Ainsi, ce film vaut surtout pour son atmosphère si particulière. Visuellement, cela se trahit par un passage d’images extrêmement lumineuse à d’autres plus sombres, avec un effet, presque brumeux qui, hormis pour les dorés et les rouges, donne à certaines séquences un aspect rappelant les photos sépia. On y retrouve l’influence du mouvement Jugendstil, ce qui donne des décors extrêmement typés. Le début du film est très lumineux, chaleureux et certaines ambiances semblent correspondre aux personnages. Les ors et la lumière pour Eisenheim, paré d’une aura sombre dans les scènes intimistes et au fur et à mesure qu’il sombre dans la mélancolie. La belle Sophie – Jessica Biel est juste sublime dans ce rôle avec son sourire adorable – apparait toujours dans des tenues 1900 très claires, tandis que son fiancé Léopold porte toujours des uniformes et vit dans un château sombre décoré de morbides trophées de chasse (personnellement, je déteste ça, pour moi ça revient à exposer un cadavre dans son salon, ça me fout les boules). Quant à l’inspecteur Uhl, qui fait un peu l’intermédiaire entre les autres personnages, ses couleurs sont plus froides et plus nuancées.

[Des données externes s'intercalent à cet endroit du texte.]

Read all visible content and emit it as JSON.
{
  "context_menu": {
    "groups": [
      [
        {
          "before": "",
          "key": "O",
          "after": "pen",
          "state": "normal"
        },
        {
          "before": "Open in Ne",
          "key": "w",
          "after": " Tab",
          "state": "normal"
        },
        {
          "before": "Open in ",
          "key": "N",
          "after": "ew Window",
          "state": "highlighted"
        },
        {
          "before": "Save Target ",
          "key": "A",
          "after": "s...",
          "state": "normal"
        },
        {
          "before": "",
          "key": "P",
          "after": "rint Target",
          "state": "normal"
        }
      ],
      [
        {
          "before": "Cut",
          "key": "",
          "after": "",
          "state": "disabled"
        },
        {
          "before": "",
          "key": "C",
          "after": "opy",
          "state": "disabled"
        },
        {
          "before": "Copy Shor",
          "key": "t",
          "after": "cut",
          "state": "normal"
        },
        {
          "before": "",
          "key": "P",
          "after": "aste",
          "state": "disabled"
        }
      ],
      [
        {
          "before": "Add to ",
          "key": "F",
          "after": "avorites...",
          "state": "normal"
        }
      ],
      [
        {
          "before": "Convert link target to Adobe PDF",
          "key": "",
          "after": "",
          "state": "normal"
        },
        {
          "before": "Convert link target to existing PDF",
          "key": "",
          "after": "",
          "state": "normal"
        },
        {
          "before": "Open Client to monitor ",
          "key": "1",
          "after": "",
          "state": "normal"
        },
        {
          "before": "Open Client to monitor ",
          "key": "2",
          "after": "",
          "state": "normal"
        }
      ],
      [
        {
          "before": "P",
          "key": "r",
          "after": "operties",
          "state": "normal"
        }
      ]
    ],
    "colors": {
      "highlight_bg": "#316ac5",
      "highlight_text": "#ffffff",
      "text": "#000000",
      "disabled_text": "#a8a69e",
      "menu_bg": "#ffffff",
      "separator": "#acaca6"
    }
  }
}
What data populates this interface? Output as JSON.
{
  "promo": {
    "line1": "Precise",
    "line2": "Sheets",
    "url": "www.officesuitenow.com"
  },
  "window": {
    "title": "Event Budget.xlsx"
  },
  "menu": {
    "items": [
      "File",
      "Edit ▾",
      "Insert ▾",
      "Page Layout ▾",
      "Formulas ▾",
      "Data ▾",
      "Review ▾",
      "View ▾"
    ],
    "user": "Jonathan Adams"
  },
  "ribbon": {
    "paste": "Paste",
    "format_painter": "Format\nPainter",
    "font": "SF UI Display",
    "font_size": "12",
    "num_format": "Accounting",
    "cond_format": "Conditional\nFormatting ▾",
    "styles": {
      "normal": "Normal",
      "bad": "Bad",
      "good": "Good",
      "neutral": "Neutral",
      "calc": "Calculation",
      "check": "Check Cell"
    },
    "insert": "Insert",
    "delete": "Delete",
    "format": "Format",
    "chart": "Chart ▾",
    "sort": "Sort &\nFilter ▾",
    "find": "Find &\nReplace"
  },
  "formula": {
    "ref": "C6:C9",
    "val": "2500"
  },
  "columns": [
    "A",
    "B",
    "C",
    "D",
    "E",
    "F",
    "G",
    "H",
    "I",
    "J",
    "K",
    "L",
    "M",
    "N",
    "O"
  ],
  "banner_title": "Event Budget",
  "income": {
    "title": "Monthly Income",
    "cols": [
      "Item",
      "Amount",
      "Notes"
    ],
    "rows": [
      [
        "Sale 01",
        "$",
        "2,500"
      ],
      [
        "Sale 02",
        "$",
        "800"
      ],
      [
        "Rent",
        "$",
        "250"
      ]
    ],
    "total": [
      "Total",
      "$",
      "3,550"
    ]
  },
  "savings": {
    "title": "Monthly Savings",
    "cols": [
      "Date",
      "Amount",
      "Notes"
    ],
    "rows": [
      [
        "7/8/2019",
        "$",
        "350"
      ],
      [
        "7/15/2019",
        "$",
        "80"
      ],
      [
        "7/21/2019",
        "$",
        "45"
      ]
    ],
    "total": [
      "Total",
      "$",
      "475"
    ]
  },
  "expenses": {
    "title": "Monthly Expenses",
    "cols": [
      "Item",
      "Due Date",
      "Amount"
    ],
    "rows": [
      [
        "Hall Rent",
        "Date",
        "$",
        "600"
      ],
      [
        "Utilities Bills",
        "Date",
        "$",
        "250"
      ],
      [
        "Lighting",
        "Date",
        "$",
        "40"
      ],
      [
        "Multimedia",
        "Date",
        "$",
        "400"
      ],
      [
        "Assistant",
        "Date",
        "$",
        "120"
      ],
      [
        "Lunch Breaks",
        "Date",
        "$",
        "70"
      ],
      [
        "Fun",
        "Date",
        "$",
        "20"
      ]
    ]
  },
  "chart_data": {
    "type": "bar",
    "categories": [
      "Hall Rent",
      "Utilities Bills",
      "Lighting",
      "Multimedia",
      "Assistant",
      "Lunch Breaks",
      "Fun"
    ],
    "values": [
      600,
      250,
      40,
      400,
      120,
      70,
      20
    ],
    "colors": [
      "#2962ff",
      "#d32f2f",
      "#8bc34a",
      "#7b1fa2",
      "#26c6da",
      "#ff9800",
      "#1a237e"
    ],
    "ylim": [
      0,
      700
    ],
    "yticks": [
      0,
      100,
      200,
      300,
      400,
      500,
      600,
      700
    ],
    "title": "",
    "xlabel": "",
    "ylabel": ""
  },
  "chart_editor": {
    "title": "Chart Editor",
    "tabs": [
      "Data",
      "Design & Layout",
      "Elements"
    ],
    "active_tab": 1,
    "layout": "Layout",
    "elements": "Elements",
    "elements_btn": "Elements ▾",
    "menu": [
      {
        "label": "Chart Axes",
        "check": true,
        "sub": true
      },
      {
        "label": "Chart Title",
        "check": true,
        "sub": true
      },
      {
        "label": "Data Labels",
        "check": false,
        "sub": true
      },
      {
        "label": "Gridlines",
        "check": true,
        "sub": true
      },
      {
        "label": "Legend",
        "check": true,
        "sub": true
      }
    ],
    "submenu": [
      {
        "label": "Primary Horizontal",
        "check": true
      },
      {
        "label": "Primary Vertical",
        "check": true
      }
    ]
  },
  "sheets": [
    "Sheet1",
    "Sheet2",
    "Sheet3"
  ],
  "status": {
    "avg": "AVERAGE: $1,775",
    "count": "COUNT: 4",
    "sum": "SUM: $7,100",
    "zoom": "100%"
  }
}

On passe des intérieurs somptueux et des flashbacks bucoliques dans la jeunesse d’Eisenheim et de Sophie,  à des perspectives droites très « viennoises », à des scènes de spectacles flamboyantes, puis à un environnement forestier très brumeux très surnaturel. Le tout est servi par une bande originale magnifique signée Philip Glass. Auteur de plusieurs musiques de film, il est aussi l’un des compositeurs contemporains les plus influents, chantre de la musique minimaliste qui a influencé de grands noms comme Danny Elfman ou encore… Depeche Mode à leurs débuts. D’ailleurs, de générique de début nous hypnotise dès les premières mesures.

Je vous laisse donc, pour cette partie avec une scène qui pour moi reste la plus belle du film. Image, musique… tout y est! C’est en V.O. non-sous-titré, mais qu’importe. L’image parle d’elle-même. C’est magique!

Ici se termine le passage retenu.